# Exploratory Data Analysis

In [None]:
import matplotlib.pyplot as plt
import pandas as pd

# local packages packages
from utils import Utils
from data_utils import Data

## Getting to know the data

In [None]:
# load data:
data = Data(Utils.read_config_for_env(config_path='../config/config.yml'))

In [None]:
data.shop_list.info()

In [None]:
data.item_list.info()

In [None]:
data.category_list.info()

In [None]:
data.transactions.info(show_counts=True)

What is price? is it unit price or total price (=unit price * amount). A high correlation between amount and price would indicate that the price is total price.

In [None]:
plt.plot(data.transactions.amount, data.transactions.price, 'o')

No correlation. From this we can conclude that price is unit price. But it might be good to double check with the customer.

In [None]:
print("Shapes of Each Table:")
print(f"Items table: {data.item_list.shape}")
print(f"Shops table: {data.shop_list.shape}")
print(f"Categories table: {data.category_list.shape}")
print(f"Transactions Table: {data.transactions.shape}")

In [None]:
print("Unique count of items, shops, categories:")
print(f"Unique item count: {data.item_list.item_id.unique().shape[0]}")
print(f"Unique shop count: {data.shop_list.shop_id.unique().shape[0]}")
print(f"Unique category count: {data.category_list.item_category_id.unique().shape[0]}")

In [None]:
print("Representation of the transaction data:")
print(f'Unique items in transactions: {data.transactions.item_id.unique().shape[0]}')
print(f'Unique shops in transactions: {data.transactions.shop_id.unique().shape[0]}')

First insights:
- no missing values at the first sight, however they may be encoded as -99, etc
- some items are not represented in the transactions data, which means they were never bought.
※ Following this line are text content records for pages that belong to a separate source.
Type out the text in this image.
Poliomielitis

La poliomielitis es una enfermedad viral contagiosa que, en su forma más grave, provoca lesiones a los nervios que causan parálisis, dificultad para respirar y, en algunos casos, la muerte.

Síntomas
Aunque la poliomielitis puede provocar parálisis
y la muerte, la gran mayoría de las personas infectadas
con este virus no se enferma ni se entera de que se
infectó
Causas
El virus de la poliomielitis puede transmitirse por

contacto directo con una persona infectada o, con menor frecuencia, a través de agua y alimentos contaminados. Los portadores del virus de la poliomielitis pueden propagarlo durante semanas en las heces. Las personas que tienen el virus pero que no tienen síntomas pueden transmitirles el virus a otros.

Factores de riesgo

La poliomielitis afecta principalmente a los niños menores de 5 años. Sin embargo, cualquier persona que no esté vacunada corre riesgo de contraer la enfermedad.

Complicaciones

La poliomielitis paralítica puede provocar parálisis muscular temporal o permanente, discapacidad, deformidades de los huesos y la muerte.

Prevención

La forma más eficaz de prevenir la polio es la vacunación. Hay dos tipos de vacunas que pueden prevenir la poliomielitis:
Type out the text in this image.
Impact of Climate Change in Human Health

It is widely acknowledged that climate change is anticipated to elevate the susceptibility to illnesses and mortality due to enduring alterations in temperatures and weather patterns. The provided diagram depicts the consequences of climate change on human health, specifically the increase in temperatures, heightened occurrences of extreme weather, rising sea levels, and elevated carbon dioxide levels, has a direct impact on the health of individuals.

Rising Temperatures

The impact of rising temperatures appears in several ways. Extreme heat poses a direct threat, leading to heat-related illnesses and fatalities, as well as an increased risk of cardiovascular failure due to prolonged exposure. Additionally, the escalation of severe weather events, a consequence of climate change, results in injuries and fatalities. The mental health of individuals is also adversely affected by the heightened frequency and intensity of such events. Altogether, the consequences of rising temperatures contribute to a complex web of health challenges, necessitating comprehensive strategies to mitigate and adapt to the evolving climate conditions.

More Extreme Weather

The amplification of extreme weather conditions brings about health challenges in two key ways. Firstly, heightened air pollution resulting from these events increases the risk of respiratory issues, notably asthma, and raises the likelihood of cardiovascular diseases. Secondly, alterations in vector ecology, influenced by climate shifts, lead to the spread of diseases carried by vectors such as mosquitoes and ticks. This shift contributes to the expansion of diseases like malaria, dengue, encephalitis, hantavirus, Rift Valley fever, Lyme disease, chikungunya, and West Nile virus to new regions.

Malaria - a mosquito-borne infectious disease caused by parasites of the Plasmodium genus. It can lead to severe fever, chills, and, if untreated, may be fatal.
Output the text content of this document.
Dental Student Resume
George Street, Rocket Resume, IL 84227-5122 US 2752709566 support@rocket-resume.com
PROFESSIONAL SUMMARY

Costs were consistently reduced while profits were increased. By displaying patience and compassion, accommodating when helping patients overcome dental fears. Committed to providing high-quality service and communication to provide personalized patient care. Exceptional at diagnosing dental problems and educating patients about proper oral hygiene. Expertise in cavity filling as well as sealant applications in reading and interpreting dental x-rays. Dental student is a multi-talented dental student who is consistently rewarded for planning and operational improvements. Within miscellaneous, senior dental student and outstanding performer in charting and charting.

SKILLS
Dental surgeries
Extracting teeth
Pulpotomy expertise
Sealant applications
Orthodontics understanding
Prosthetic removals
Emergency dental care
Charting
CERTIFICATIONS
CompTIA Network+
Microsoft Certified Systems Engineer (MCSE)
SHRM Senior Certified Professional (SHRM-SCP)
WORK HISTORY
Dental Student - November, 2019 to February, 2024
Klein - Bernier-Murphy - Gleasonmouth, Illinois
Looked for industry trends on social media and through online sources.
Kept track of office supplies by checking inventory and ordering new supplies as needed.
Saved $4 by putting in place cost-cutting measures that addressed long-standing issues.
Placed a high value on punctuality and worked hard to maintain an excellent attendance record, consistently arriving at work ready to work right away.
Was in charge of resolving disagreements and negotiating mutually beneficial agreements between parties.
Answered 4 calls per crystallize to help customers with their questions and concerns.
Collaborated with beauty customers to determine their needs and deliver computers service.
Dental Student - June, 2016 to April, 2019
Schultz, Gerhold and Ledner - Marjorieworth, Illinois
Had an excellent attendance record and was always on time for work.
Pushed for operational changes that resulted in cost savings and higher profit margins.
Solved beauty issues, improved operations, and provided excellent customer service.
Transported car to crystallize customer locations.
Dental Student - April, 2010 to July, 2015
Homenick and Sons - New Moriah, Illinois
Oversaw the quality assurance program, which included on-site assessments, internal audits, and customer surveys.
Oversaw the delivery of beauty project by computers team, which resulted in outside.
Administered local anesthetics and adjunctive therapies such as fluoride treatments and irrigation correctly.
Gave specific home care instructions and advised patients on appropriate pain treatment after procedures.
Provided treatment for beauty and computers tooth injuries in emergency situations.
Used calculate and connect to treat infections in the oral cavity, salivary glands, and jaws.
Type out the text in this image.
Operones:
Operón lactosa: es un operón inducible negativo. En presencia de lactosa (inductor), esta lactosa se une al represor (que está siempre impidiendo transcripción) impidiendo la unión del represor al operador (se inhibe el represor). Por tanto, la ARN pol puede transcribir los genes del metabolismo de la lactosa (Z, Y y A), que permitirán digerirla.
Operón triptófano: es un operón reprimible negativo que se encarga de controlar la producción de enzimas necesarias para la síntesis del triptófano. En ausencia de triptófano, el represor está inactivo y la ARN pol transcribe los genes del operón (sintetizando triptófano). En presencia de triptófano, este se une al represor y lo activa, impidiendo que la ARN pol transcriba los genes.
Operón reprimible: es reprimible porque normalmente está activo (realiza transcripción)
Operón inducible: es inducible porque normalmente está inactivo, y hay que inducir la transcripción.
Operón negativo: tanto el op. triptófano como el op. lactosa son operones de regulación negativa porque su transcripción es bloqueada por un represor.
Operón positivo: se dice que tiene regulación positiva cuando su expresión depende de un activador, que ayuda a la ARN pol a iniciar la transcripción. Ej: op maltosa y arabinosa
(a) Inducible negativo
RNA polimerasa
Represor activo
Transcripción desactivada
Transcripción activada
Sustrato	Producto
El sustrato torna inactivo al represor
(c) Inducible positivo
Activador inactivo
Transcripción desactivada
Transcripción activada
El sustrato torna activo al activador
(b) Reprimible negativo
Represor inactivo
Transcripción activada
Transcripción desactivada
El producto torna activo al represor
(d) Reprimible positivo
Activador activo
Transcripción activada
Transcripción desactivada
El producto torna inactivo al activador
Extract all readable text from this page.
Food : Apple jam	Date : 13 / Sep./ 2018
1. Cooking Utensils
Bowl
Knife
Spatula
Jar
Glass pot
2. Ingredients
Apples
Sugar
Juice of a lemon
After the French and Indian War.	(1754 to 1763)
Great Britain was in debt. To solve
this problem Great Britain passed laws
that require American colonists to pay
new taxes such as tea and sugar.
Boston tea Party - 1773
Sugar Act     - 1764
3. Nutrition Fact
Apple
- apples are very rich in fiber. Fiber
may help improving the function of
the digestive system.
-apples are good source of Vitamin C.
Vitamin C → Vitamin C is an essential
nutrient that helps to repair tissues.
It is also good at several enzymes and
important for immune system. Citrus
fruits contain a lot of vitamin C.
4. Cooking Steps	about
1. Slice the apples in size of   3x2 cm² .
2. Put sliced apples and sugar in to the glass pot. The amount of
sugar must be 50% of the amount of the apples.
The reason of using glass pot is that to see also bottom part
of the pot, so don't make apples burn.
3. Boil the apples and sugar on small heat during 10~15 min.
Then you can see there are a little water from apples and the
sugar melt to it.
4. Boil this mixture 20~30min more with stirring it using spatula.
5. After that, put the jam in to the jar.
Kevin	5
This is entirely plausible, but this means we will not be able to make predictions for these items, as long as we don't have any other data source on what items are available in which shops.
- 1 shop (out of 60) is not represented in the shops data, which means we probably don't have data for this shop. This means we don't have transaction data for this shop, we can't make predictions for this shop, since we don't know what items are available in this shop.
- Item categories (from item_list table) seems like a potential feature we can use for predictions.
- Month data, extracted from the transactions.dates should be used as a predictive feature, we have to look closer to decide whether years is a feature or not

## Merge tables to ease analysis and visualisation

In [None]:
data_merged = data.merge_data()
data_merged.info(show_counts=True)

## Identifying implausible values and outliers

### Date

In [None]:
print(f"Date range: {data_merged.date.min()}, {data_merged.date.max()}")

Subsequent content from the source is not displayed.